Our little man is a bit poorly, we have been quite lucky this year he has only had one bout of tonsillitis so far but unfortunately now he has caught a virus. Despite our best efforts to keep him away from infection and bugs its impossible to protect him from everything.
Joe had been eating loads the past few days, he’d gone pale and was also sleeping a lot- this was coupled with a very poorly tummy. Then the coughing started which is when alarm bells ring! I rang his team at hospital and they asked us to bring him in for a check up. The bad news is that he has a virus, a sore throat and has to be on extra antibiotics for two weeks, the good news is that he doesn’t have to go and stay in hospital and have IV’s which we were dreading.
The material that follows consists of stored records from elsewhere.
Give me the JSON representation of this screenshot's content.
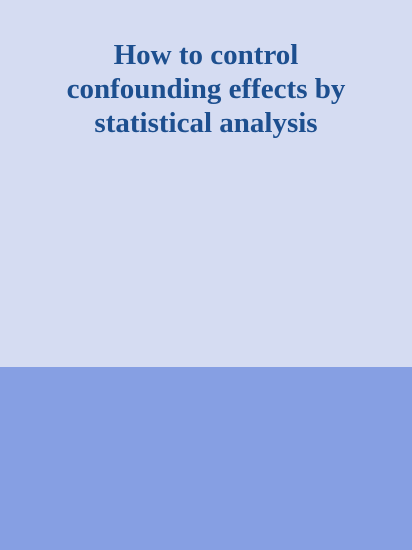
{
  "cover": {
    "title": "How to control\nconfounding effects by\nstatistical analysis",
    "colors": {
      "top_background": "#d5dcf2",
      "bottom_band": "#869fe3",
      "title_text": "#1d4f8f"
    }
  }
}
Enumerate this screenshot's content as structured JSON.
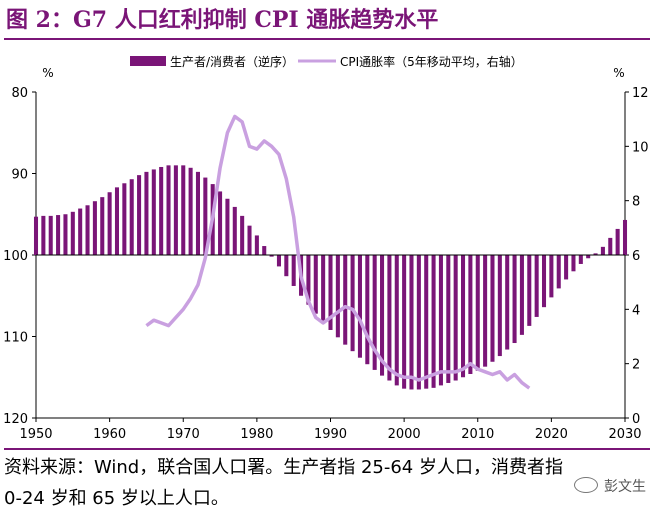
{
  "title": "图 2：G7 人口红利抑制 CPI 通胀趋势水平",
  "note": "资料来源：Wind，联合国人口署。生产者指 25-64 岁人口，消费者指 0-24 岁和 65 岁以上人口。",
  "watermark": "彭文生",
  "colors": {
    "bar": "#7a1577",
    "line": "#c9a0e0",
    "title": "#7a1577"
  },
  "chart_data": {
    "type": "bar",
    "left_unit": "%",
    "right_unit": "%",
    "left_axis": {
      "ticks": [
        80,
        90,
        100,
        110,
        120
      ],
      "range": [
        80,
        120
      ],
      "inverted": true
    },
    "right_axis": {
      "ticks": [
        0,
        2,
        4,
        6,
        8,
        10,
        12
      ],
      "range": [
        0,
        12
      ]
    },
    "x_axis": {
      "ticks": [
        1950,
        1960,
        1970,
        1980,
        1990,
        2000,
        2010,
        2020,
        2030
      ],
      "range": [
        1950,
        2030
      ]
    },
    "legend": {
      "placement": "top",
      "items": [
        {
          "name": "生产者/消费者（逆序）",
          "kind": "bar"
        },
        {
          "name": "CPI通胀率（5年移动平均，右轴）",
          "kind": "line"
        }
      ]
    },
    "series": [
      {
        "name": "生产者/消费者（逆序）",
        "axis": "left",
        "x": [
          1950,
          1951,
          1952,
          1953,
          1954,
          1955,
          1956,
          1957,
          1958,
          1959,
          1960,
          1961,
          1962,
          1963,
          1964,
          1965,
          1966,
          1967,
          1968,
          1969,
          1970,
          1971,
          1972,
          1973,
          1974,
          1975,
          1976,
          1977,
          1978,
          1979,
          1980,
          1981,
          1982,
          1983,
          1984,
          1985,
          1986,
          1987,
          1988,
          1989,
          1990,
          1991,
          1992,
          1993,
          1994,
          1995,
          1996,
          1997,
          1998,
          1999,
          2000,
          2001,
          2002,
          2003,
          2004,
          2005,
          2006,
          2007,
          2008,
          2009,
          2010,
          2011,
          2012,
          2013,
          2014,
          2015,
          2016,
          2017,
          2018,
          2019,
          2020,
          2021,
          2022,
          2023,
          2024,
          2025,
          2026,
          2027,
          2028,
          2029,
          2030
        ],
        "values": [
          95.3,
          95.2,
          95.2,
          95.1,
          95.0,
          94.7,
          94.3,
          93.9,
          93.4,
          92.9,
          92.3,
          91.7,
          91.2,
          90.7,
          90.2,
          89.8,
          89.5,
          89.2,
          89.0,
          89.0,
          89.0,
          89.3,
          89.8,
          90.5,
          91.3,
          92.2,
          93.1,
          94.1,
          95.2,
          96.4,
          97.6,
          98.9,
          100.2,
          101.4,
          102.6,
          103.8,
          105.0,
          106.1,
          107.2,
          108.2,
          109.2,
          110.1,
          111.0,
          111.8,
          112.6,
          113.4,
          114.1,
          114.8,
          115.4,
          116.0,
          116.4,
          116.5,
          116.5,
          116.4,
          116.3,
          116.0,
          115.7,
          115.4,
          115.0,
          114.6,
          114.2,
          113.7,
          113.1,
          112.4,
          111.6,
          110.8,
          109.8,
          108.7,
          107.6,
          106.4,
          105.2,
          104.1,
          103.0,
          102.0,
          101.1,
          100.4,
          99.8,
          99.0,
          97.9,
          96.8,
          95.7
        ]
      },
      {
        "name": "CPI通胀率（5年移动平均，右轴）",
        "axis": "right",
        "x": [
          1965,
          1966,
          1967,
          1968,
          1969,
          1970,
          1971,
          1972,
          1973,
          1974,
          1975,
          1976,
          1977,
          1978,
          1979,
          1980,
          1981,
          1982,
          1983,
          1984,
          1985,
          1986,
          1987,
          1988,
          1989,
          1990,
          1991,
          1992,
          1993,
          1994,
          1995,
          1996,
          1997,
          1998,
          1999,
          2000,
          2001,
          2002,
          2003,
          2004,
          2005,
          2006,
          2007,
          2008,
          2009,
          2010,
          2011,
          2012,
          2013,
          2014,
          2015,
          2016,
          2017
        ],
        "values": [
          3.4,
          3.6,
          3.5,
          3.4,
          3.7,
          4.0,
          4.4,
          4.9,
          5.9,
          7.4,
          9.2,
          10.5,
          11.1,
          10.9,
          10.0,
          9.9,
          10.2,
          10.0,
          9.7,
          8.8,
          7.4,
          5.2,
          4.3,
          3.7,
          3.5,
          3.7,
          3.9,
          4.1,
          4.0,
          3.6,
          3.0,
          2.5,
          2.1,
          1.8,
          1.6,
          1.5,
          1.5,
          1.4,
          1.5,
          1.6,
          1.7,
          1.7,
          1.7,
          1.8,
          2.0,
          1.8,
          1.7,
          1.6,
          1.7,
          1.4,
          1.6,
          1.3,
          1.1
        ]
      }
    ]
  }
}
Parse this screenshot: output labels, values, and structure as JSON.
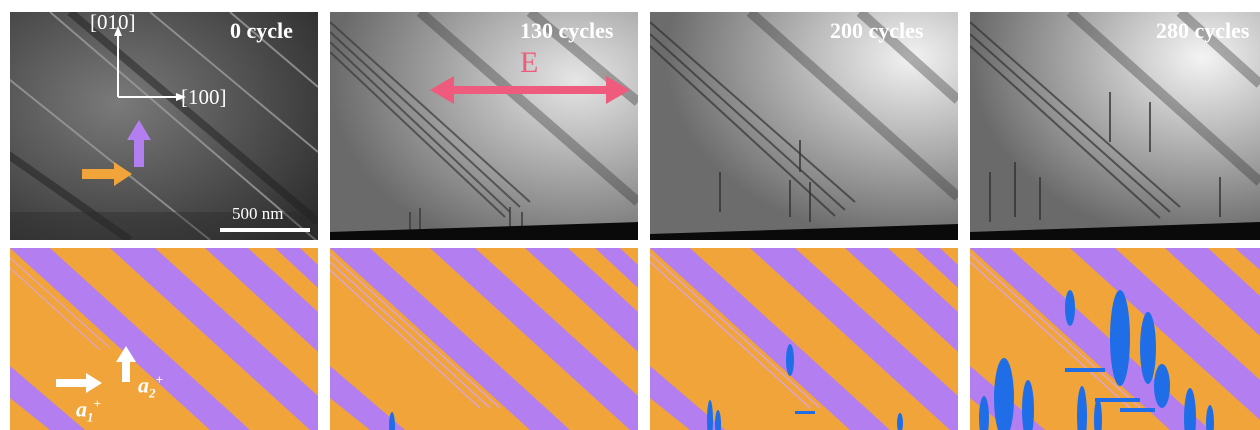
{
  "panels": {
    "p0": {
      "label": "0 cycle"
    },
    "p1": {
      "label": "130 cycles"
    },
    "p2": {
      "label": "200 cycles"
    },
    "p3": {
      "label": "280 cycles"
    }
  },
  "axes": {
    "y_label": "[010]",
    "x_label": "[100]"
  },
  "efield_label": "E",
  "scale_bar": "500 nm",
  "variants": {
    "a1_base": "a",
    "a1_sub": "1",
    "a1_sup": "+",
    "a2_base": "a",
    "a2_sub": "2",
    "a2_sup": "+"
  },
  "colors": {
    "matrix": "#f0a43a",
    "domain": "#b37ff0",
    "needle": "#1f6ee8",
    "efield": "#ee5b7d",
    "orange_arrow": "#f0a43a",
    "purple_arrow": "#b37ff0"
  }
}
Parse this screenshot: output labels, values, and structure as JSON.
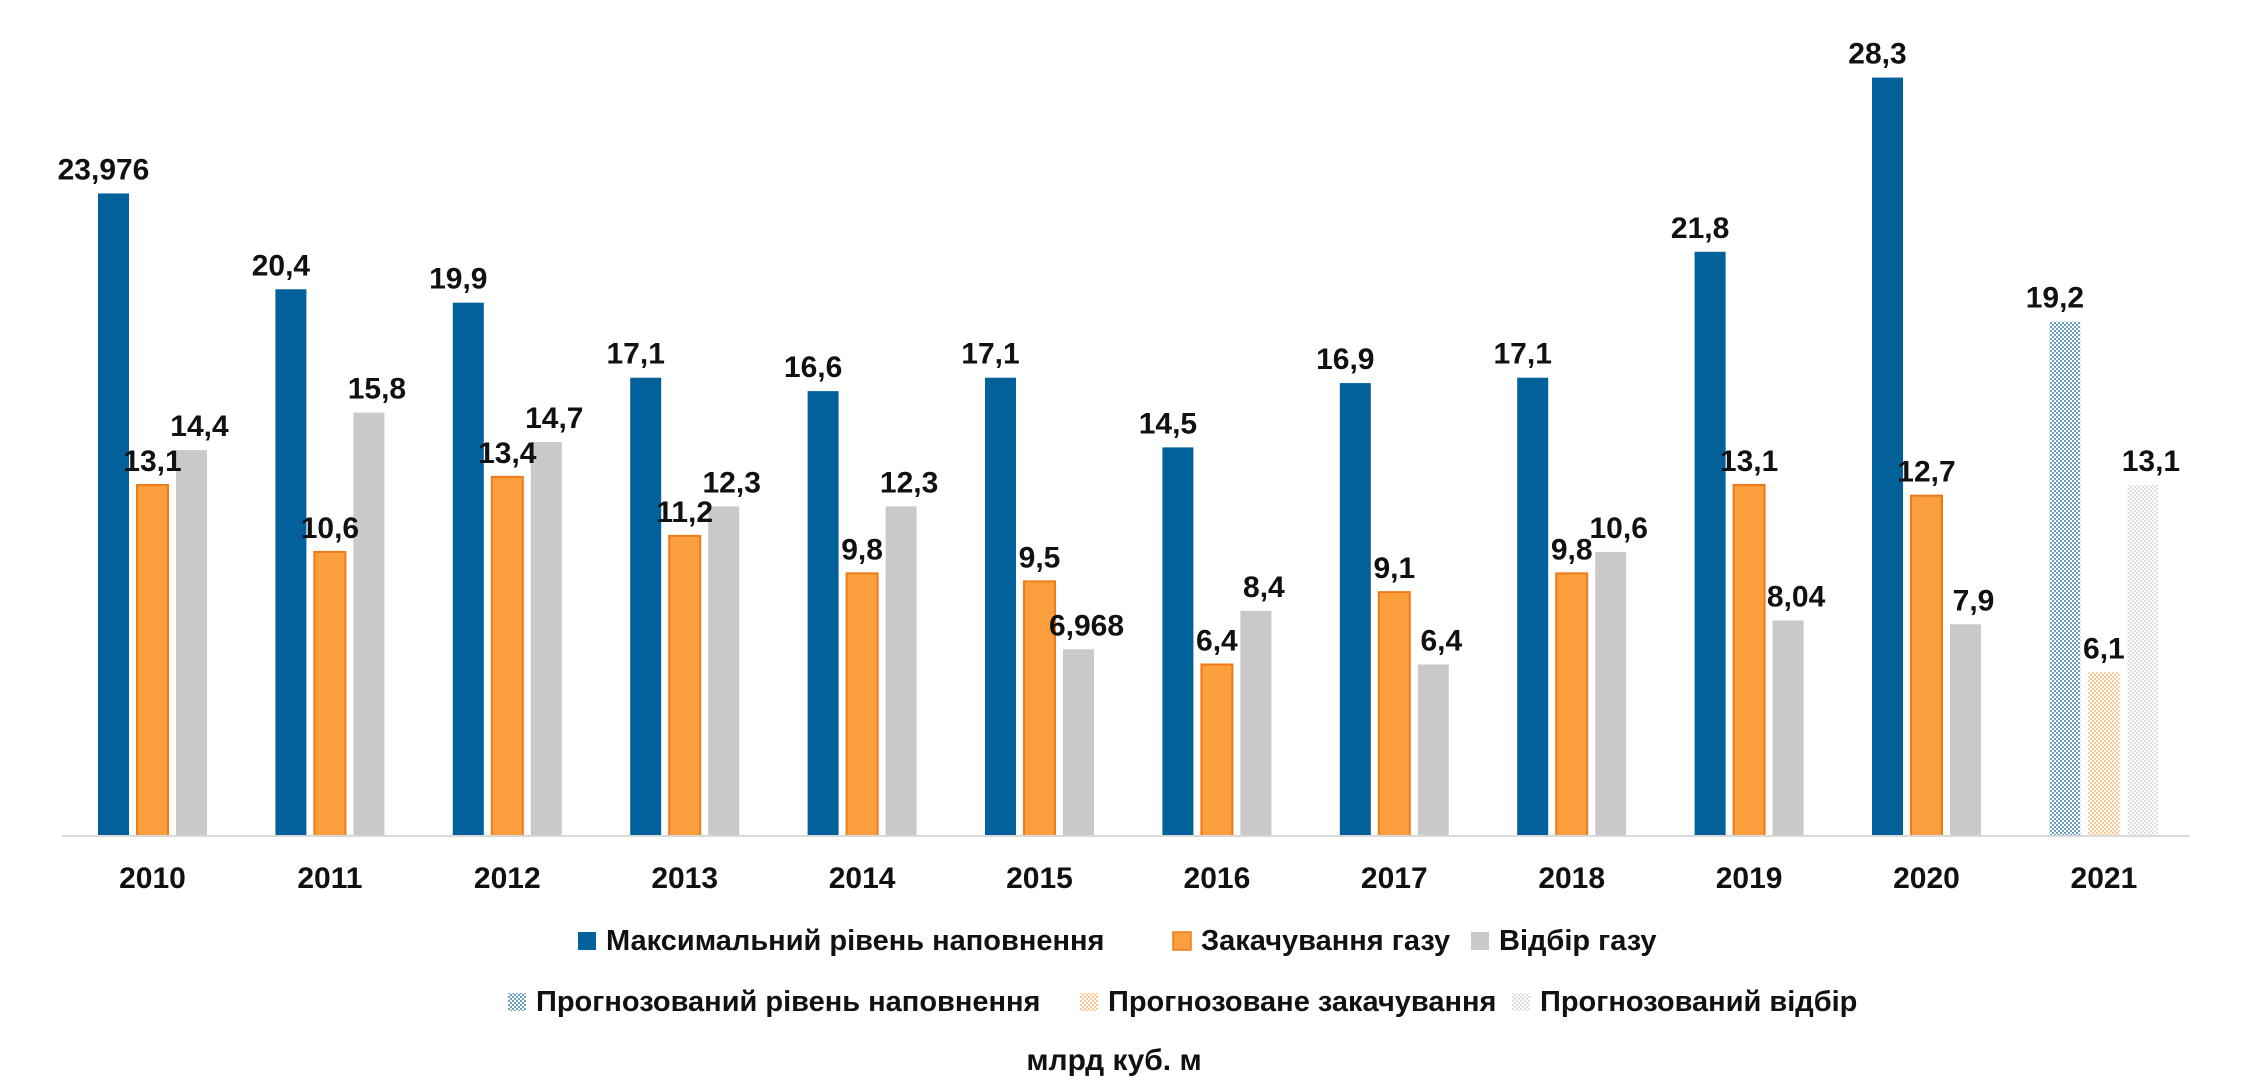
{
  "chart_data": {
    "type": "bar",
    "title": "",
    "xlabel": "",
    "ylabel": "",
    "unit_label": "млрд куб. м",
    "categories": [
      "2010",
      "2011",
      "2012",
      "2013",
      "2014",
      "2015",
      "2016",
      "2017",
      "2018",
      "2019",
      "2020",
      "2021"
    ],
    "ylim": [
      0,
      30
    ],
    "grid": false,
    "legend_position": "bottom",
    "series": [
      {
        "name": "Максимальний рівень наповнення",
        "color": "#02609a",
        "values": [
          23.976,
          20.4,
          19.9,
          17.1,
          16.6,
          17.1,
          14.5,
          16.9,
          17.1,
          21.8,
          28.3,
          null
        ],
        "labels": [
          "23,976",
          "20,4",
          "19,9",
          "17,1",
          "16,6",
          "17,1",
          "14,5",
          "16,9",
          "17,1",
          "21,8",
          "28,3",
          ""
        ]
      },
      {
        "name": "Закачування газу",
        "color": "#fb9e3d",
        "values": [
          13.1,
          10.6,
          13.4,
          11.2,
          9.8,
          9.5,
          6.4,
          9.1,
          9.8,
          13.1,
          12.7,
          null
        ],
        "labels": [
          "13,1",
          "10,6",
          "13,4",
          "11,2",
          "9,8",
          "9,5",
          "6,4",
          "9,1",
          "9,8",
          "13,1",
          "12,7",
          ""
        ]
      },
      {
        "name": "Відбір газу",
        "color": "#c9c9c9",
        "values": [
          14.4,
          15.8,
          14.7,
          12.3,
          12.3,
          6.968,
          8.4,
          6.4,
          10.6,
          8.04,
          7.9,
          null
        ],
        "labels": [
          "14,4",
          "15,8",
          "14,7",
          "12,3",
          "12,3",
          "6,968",
          "8,4",
          "6,4",
          "10,6",
          "8,04",
          "7,9",
          ""
        ]
      },
      {
        "name": "Прогнозований рівень наповнення",
        "color": "#02609a",
        "pattern": "dotted",
        "values": [
          null,
          null,
          null,
          null,
          null,
          null,
          null,
          null,
          null,
          null,
          null,
          19.2
        ],
        "labels": [
          "",
          "",
          "",
          "",
          "",
          "",
          "",
          "",
          "",
          "",
          "",
          "19,2"
        ]
      },
      {
        "name": "Прогнозоване закачування",
        "color": "#fb9e3d",
        "pattern": "dotted",
        "values": [
          null,
          null,
          null,
          null,
          null,
          null,
          null,
          null,
          null,
          null,
          null,
          6.1
        ],
        "labels": [
          "",
          "",
          "",
          "",
          "",
          "",
          "",
          "",
          "",
          "",
          "",
          "6,1"
        ]
      },
      {
        "name": "Прогнозований відбір",
        "color": "#c9c9c9",
        "pattern": "dotted",
        "values": [
          null,
          null,
          null,
          null,
          null,
          null,
          null,
          null,
          null,
          null,
          null,
          13.1
        ],
        "labels": [
          "",
          "",
          "",
          "",
          "",
          "",
          "",
          "",
          "",
          "",
          "",
          "13,1"
        ]
      }
    ]
  }
}
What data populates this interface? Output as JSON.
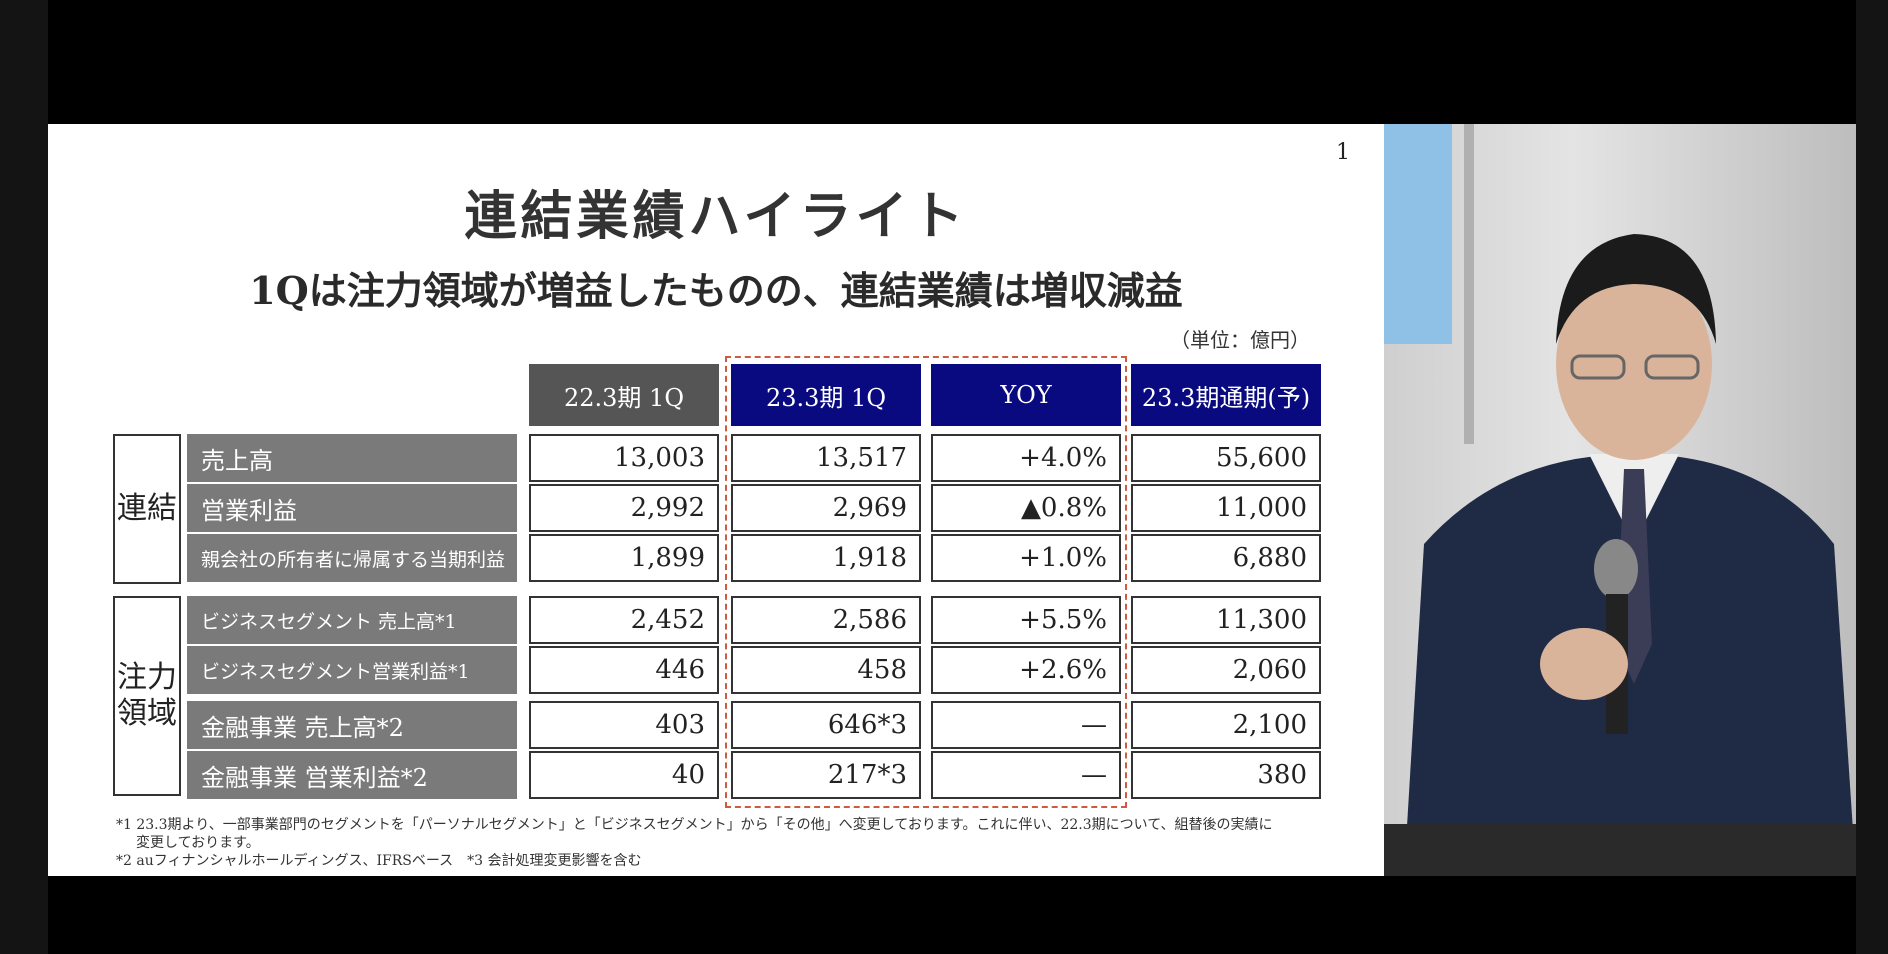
{
  "slide": {
    "page_number": "1",
    "title": "連結業績ハイライト",
    "subtitle": "1Qは注力領域が増益したものの、連結業績は増収減益",
    "unit": "（単位：億円）",
    "headers": [
      "22.3期 1Q",
      "23.3期 1Q",
      "YOY",
      "23.3期通期(予)"
    ],
    "groups": [
      {
        "name": "連結",
        "rows": [
          {
            "label": "売上高",
            "values": [
              "13,003",
              "13,517",
              "+4.0%",
              "55,600"
            ]
          },
          {
            "label": "営業利益",
            "values": [
              "2,992",
              "2,969",
              "▲0.8%",
              "11,000"
            ]
          },
          {
            "label": "親会社の所有者に帰属する当期利益",
            "values": [
              "1,899",
              "1,918",
              "+1.0%",
              "6,880"
            ]
          }
        ]
      },
      {
        "name": "注力\n領域",
        "rows": [
          {
            "label": "ビジネスセグメント 売上高*1",
            "values": [
              "2,452",
              "2,586",
              "+5.5%",
              "11,300"
            ]
          },
          {
            "label": "ビジネスセグメント営業利益*1",
            "values": [
              "446",
              "458",
              "+2.6%",
              "2,060"
            ]
          },
          {
            "label": "金融事業 売上高*2",
            "values": [
              "403",
              "646*3",
              "—",
              "2,100"
            ]
          },
          {
            "label": "金融事業 営業利益*2",
            "values": [
              "40",
              "217*3",
              "—",
              "380"
            ]
          }
        ]
      }
    ],
    "footnotes": [
      "*1 23.3期より、一部事業部門のセグメントを「パーソナルセグメント」と「ビジネスセグメント」から「その他」へ変更しております。これに伴い、22.3期について、組替後の実績に",
      "変更しております。",
      "*2 auフィナンシャルホールディングス、IFRSベース　*3 会計処理変更影響を含む"
    ]
  }
}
Although they couldn’t hear any infection on his chest he is bringing up a lot of mucus- much more than he ever has done before. For the first time in his little life he has started to sound like what I imagined a CF person to sound like. After physio he is coughing and bringing up mucus like you or I would if we had a very bad cold. He coughs when he laughs and you can hear the sticky mucus catching in his throat and his chest rattling. It’s quite scary.
Before this I suppose me and Rob had been in a little bubble of security and had protected ourselves from the inevitable. We had lulled ourselves into a false sense of security and because Joe has seemed well (if you ignore daily meds, physio etc) its very easy to pretend that nothing is wrong and nothing ever will be. Of course we never really forget that Joe would get poorly again and that this condition never goes away, but most of the time we just try and avoid those thoughts.
Hearing him cough like an old smoker and his rattly little chest when he laughs brings it all to the fore again- every cough sends a shot of fear through us. And the feeling of helplessness, the lack of control over the situation makes it even worse.
All we can do at the moment is keep giving him his medication, his extra antibiotics, give him extra physio and inhalers and keep him away from other sick people- basically keep him warm, safe and loved. Hopefully if we stick to all this then he will be able to fight off this virus and it won’t spread to his lungs. Last time he had a virus he had it for months and ended up on IV’s in hospital but hopefully it won’t come to that this time. And if it does? Well, we’ll get through it together.
Our consultant has also told us to keep up with the fatty high calorie diet- the more weight he puts on the easier it will be for him to fight off bugs and infections. The reason why he is eating so much is its his bodies way of protecting itself and hopefully by eating more he will have more energy to fight this thing off- but this also leads to him having a poorly tummy, he needs extra fat to survive but his body can’t digest it properly, even with his medication its not 100%.
It must be quite exhausting though eating all the time! This morning for example (he is 17 months old) he ate a bowl of cereal with full fat milk, a yoghurt, a box of raisins, a slice of toast with peanut butter, 1/2 of my bagel, some of daddies cereal, 1/2 of my yoghurt- and he still asked for more! He then had 5 oz of full fat milk before his nap! And around three-4 beakers of juice. This all before 10 am! It feels strange sometimes feeding him so much but if he needs it then that’s what we shall do! And he’s such a slim jim!
Any way, fingers crossed all round that he will fight off this virus and he will be well enough to enjoy a happy Christmas time with his family and all his new toys!